A Dudley layout may describe the contents of any other file format (HDF5, netCDF, PDB, FITS, etc.). However, Dudley also defines its own native self-describing binary file format. The preferred extension for a native Dudley binary file is “.bd” (for binary data). The layout text may be appended at the end of a “.bd” file to make a single self-describing file like an HDF5 file, or the contents of the “.bd” file may be described by a separate “.dud” file.
In either case, a “.bd” file begins with one of two eight byte signatures:
8d < B D 0d 0a 1a 0a |
(8d 3c 42 44 0d 0a 1a 0a) |
8d > B D 0d 0a 1a 0a |
(8d 3e 42 44 0d 0a 1a 0a) |
This was inspired by the PNG header. The rationale is that non-binary FTP file transfers will corrupt either the 0d 0a sequence or the 0a character, while the 1a character stops terminal output on MSDOS (and maybe Windows). The 8d character is chosen because it is illegal as the first character of a UTF-8 stream, it is not defined in the CP-1252 character encoding, not printable in the latin-1 encoding, and finally any file transfer which resets the top bit to zero will corrupt it.
The < variant makes the default byte order little endian (least significant byte first) while the > variant makes the default byte order big endian. Any multi-byte primitive types declared as | (or unprefixed) in the layout will have this default byte order in this specific “.bd” file.
Furthermore, the second eight bytes of a native file are either all zero, or the address of the layout appended to the end of the binary file, in the byte order specified by the < or > character in the first eight bytes. This address will also become the first byte of any data appended to the file if it is subsequently extended. Negative values are reserved for internal use by Dudley involving multiple streams being packed into a single file.

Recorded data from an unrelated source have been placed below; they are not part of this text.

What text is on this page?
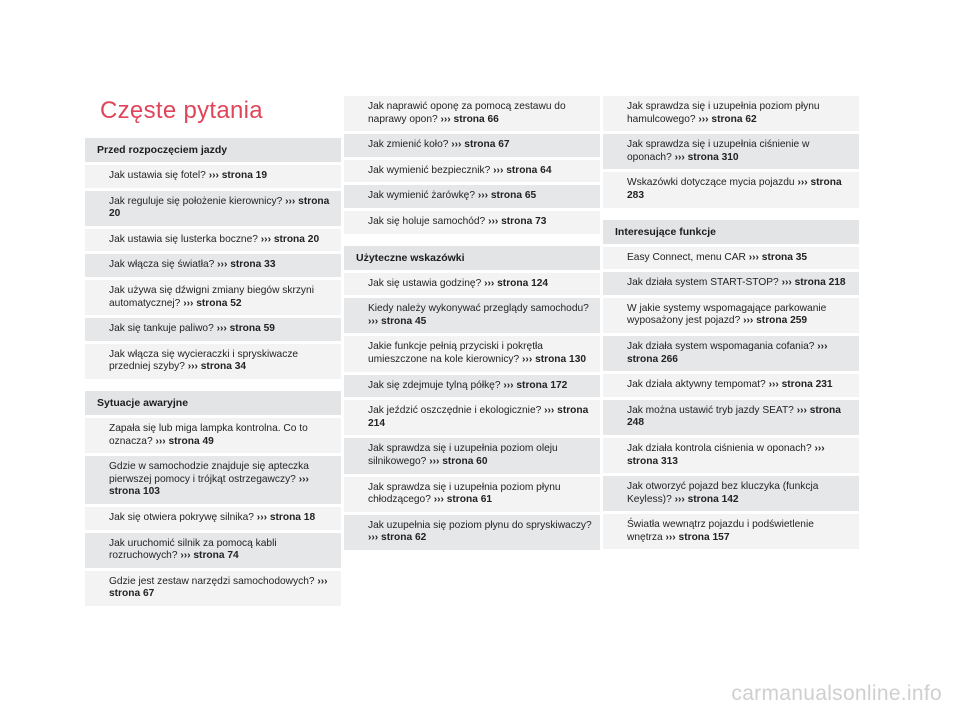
Częste pytania
Przed rozpoczęciem jazdy
Jak ustawia się fotel? ››› strona 19
Jak reguluje się położenie kierownicy? ››› strona 20
Jak ustawia się lusterka boczne? ››› strona 20
Jak włącza się światła? ››› strona 33
Jak używa się dźwigni zmiany biegów skrzyni automatycznej? ››› strona 52
Jak się tankuje paliwo? ››› strona 59
Jak włącza się wycieraczki i spryskiwacze przedniej szyby? ››› strona 34
Sytuacje awaryjne
Zapała się lub miga lampka kontrolna. Co to oznacza? ››› strona 49
Gdzie w samochodzie znajduje się apteczka pierwszej pomocy i trójkąt ostrzegawczy? ››› strona 103
Jak się otwiera pokrywę silnika? ››› strona 18
Jak uruchomić silnik za pomocą kabli rozruchowych? ››› strona 74
Gdzie jest zestaw narzędzi samochodowych? ››› strona 67
Jak naprawić oponę za pomocą zestawu do naprawy opon? ››› strona 66
Jak zmienić koło? ››› strona 67
Jak wymienić bezpiecznik? ››› strona 64
Jak wymienić żarówkę? ››› strona 65
Jak się holuje samochód? ››› strona 73
Użyteczne wskazówki
Jak się ustawia godzinę? ››› strona 124
Kiedy należy wykonywać przeglądy samochodu? ››› strona 45
Jakie funkcje pełnią przyciski i pokrętła umieszczone na kole kierownicy? ››› strona 130
Jak się zdejmuje tylną półkę? ››› strona 172
Jak jeździć oszczędnie i ekologicznie? ››› strona 214
Jak sprawdza się i uzupełnia poziom oleju silnikowego? ››› strona 60
Jak sprawdza się i uzupełnia poziom płynu chłodzącego? ››› strona 61
Jak uzupełnia się poziom płynu do spryskiwaczy? ››› strona 62
Jak sprawdza się i uzupełnia poziom płynu hamulcowego? ››› strona 62
Jak sprawdza się i uzupełnia ciśnienie w oponach? ››› strona 310
Wskazówki dotyczące mycia pojazdu ››› strona 283
Interesujące funkcje
Easy Connect, menu CAR ››› strona 35
Jak działa system START-STOP? ››› strona 218
W jakie systemy wspomagające parkowanie wyposażony jest pojazd? ››› strona 259
Jak działa system wspomagania cofania? ››› strona 266
Jak działa aktywny tempomat? ››› strona 231
Jak można ustawić tryb jazdy SEAT? ››› strona 248
Jak działa kontrola ciśnienia w oponach? ››› strona 313
Jak otworzyć pojazd bez kluczyka (funkcja Keyless)? ››› strona 142
Światła wewnątrz pojazdu i podświetlenie wnętrza ››› strona 157
carmanualsonline.info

In a native “.bd” file with this signature, the common offset for all addresses (explicit or inferred) is 16 bytes. That is, address 0 of the layout is the byte following the signature.
Note that Dudley layouts describing files in other formats will generally only apply to a single file (since no other format is made to describe multiple files), and will also be normally be generated by a converter program rather than by a human. Such layouts will generally never use indeterminate primitives (| or unprefixed), instead specifying the particular byte order in the single file they describe.